The most significant cause of cervical cancer, as well as other ano-genital cancers, is the infection with the human papillomavirus (HPV). HPV is thought to cause more than 90% of the cases of cervical cancer, 90% of the anal cancers, 75% of the vaginal cancers, 70% of the vulvar cancers, and 60% of the penile cancers. HPV is also a significant cause of head and neck cancers.

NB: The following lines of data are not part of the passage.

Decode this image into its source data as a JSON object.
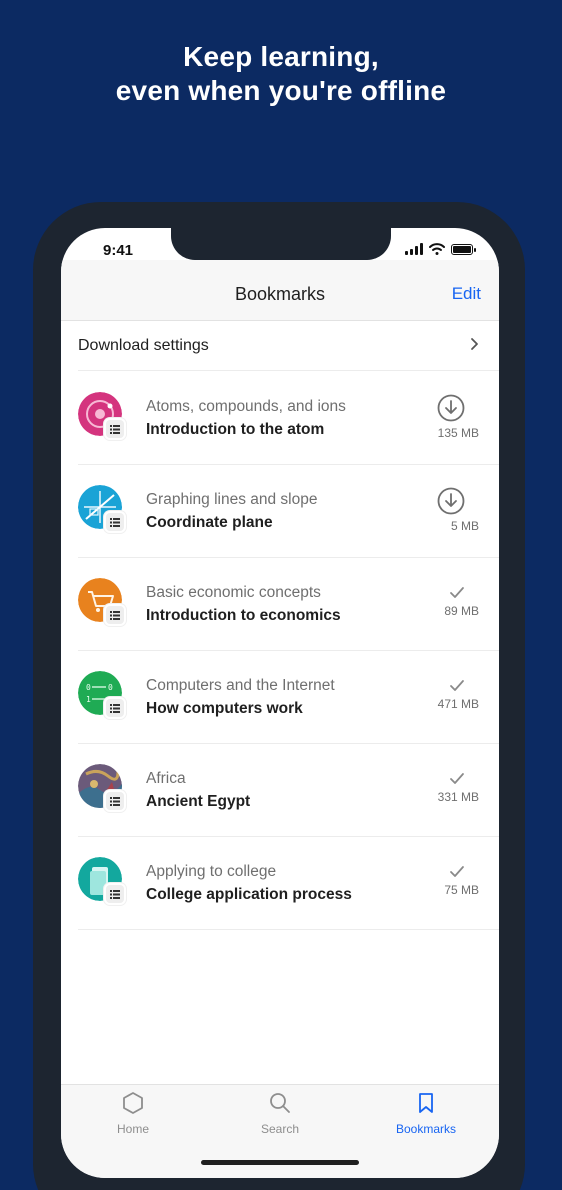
{
  "headline": {
    "line1": "Keep learning,",
    "line2": "even when you're offline"
  },
  "status_bar": {
    "time": "9:41"
  },
  "nav": {
    "title": "Bookmarks",
    "edit_label": "Edit"
  },
  "settings": {
    "label": "Download settings"
  },
  "bookmarks": [
    {
      "subtitle": "Atoms, compounds, and ions",
      "title": "Introduction to the atom",
      "size": "135 MB",
      "status": "download",
      "color": "#d4347e"
    },
    {
      "subtitle": "Graphing lines and slope",
      "title": "Coordinate plane",
      "size": "5 MB",
      "status": "download",
      "color": "#1aa3d6"
    },
    {
      "subtitle": "Basic economic concepts",
      "title": "Introduction to economics",
      "size": "89 MB",
      "status": "downloaded",
      "color": "#e8821e"
    },
    {
      "subtitle": "Computers and the Internet",
      "title": "How computers work",
      "size": "471 MB",
      "status": "downloaded",
      "color": "#1fab54"
    },
    {
      "subtitle": "Africa",
      "title": "Ancient Egypt",
      "size": "331 MB",
      "status": "downloaded",
      "color": "#6b5a7a"
    },
    {
      "subtitle": "Applying to college",
      "title": "College application process",
      "size": "75 MB",
      "status": "downloaded",
      "color": "#13a89e"
    }
  ],
  "tabs": [
    {
      "label": "Home",
      "icon": "hexagon-icon"
    },
    {
      "label": "Search",
      "icon": "search-icon"
    },
    {
      "label": "Bookmarks",
      "icon": "bookmark-icon",
      "active": true
    }
  ],
  "colors": {
    "background": "#0c2a62",
    "accent": "#1865f2"
  }
}
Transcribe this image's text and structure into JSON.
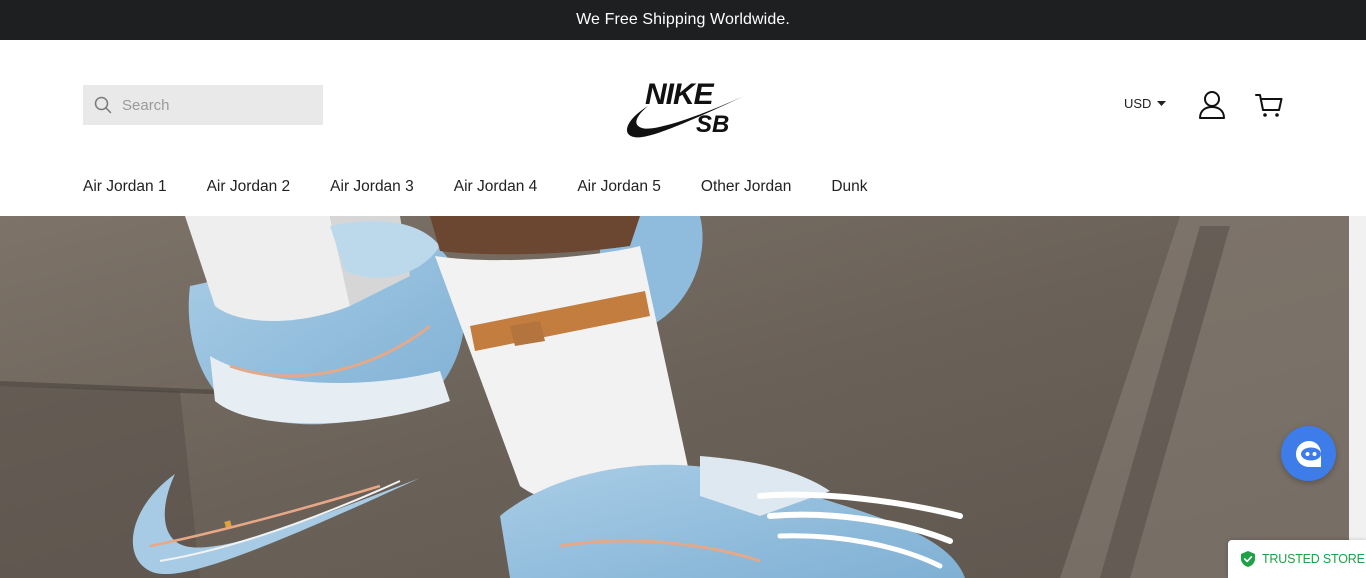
{
  "announcement": {
    "text": "We Free Shipping Worldwide."
  },
  "header": {
    "search": {
      "placeholder": "Search"
    },
    "logo": {
      "brand": "NIKE",
      "sub": "SB"
    },
    "currency": {
      "label": "USD"
    },
    "icons": [
      "search-icon",
      "user-icon",
      "cart-icon",
      "chevron-down-icon"
    ]
  },
  "nav": {
    "items": [
      {
        "label": "Air Jordan 1"
      },
      {
        "label": "Air Jordan 2"
      },
      {
        "label": "Air Jordan 3"
      },
      {
        "label": "Air Jordan 4"
      },
      {
        "label": "Air Jordan 5"
      },
      {
        "label": "Other Jordan"
      },
      {
        "label": "Dunk"
      }
    ]
  },
  "badge": {
    "label": "TRUSTED STORE"
  },
  "colors": {
    "announce_bg": "#1e1f21",
    "chat_button": "#3d7ce9",
    "trusted_green": "#1fa247"
  }
}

Cervical cancer is the third most frequently diagnosed cancer among women worldwide and the second most frequently diagnosed cancer among women in Romania (Fig. 7). For the early stage disease, the 5-year survival rate is 91% and for patients with regional and distant disease is 57% and 16%, respectively.
Fig. 7.

Cervical cancer: incidence and mortality rates among women
Cervical cancer can be diagnosed in the early stages of the disease with the screening Pap tests. Mortality rates have been decreasing thanks to the widespread use of the Pap test as a screening tool. There are approved vaccines such as Gardasil, Gardasil-9, and Cervarix that prevent HPV infection and lead to the furthermore decrease of cervical cancer incidence and mortality in countries that have implemented vaccination as a public policy. For people already infected with HPV and having a diagnosis of cervical or ano-genital cancer, these vaccines are of no use.
Immunotherapy agents designed to treat these types of cancers are badly needed [15]. Several checkpoint inhibitors that target multiple different checkpoints are currently under development. Ipilimumab, an anti-CTLA-4 antibody, is being tested in two clinical trials that enroll patients with cervical cancer; an OX40 immune modulator is being tested in combination with tremelimumab, an anti-CTLA-4 antibody; Urelumab-an anti-4-1BB/ CD137 antibody and nivolumab, an anti-PD-1 antibody; Lirilumab - an anti-KIR antibody, is being tested in combination with nivolumab; an anti-GITR antibody is also tested.
In adoptive T cell transfer, T cells are removed from a patient, modified to enhance their activity, and re-introduced into the patient with the goal of improving the T cell immune system’s anti-cancer response. A phase II study of white blood cells taken from the patient’s own tumor enrolls patients with HPV-related cancers, including cervical cancer [16].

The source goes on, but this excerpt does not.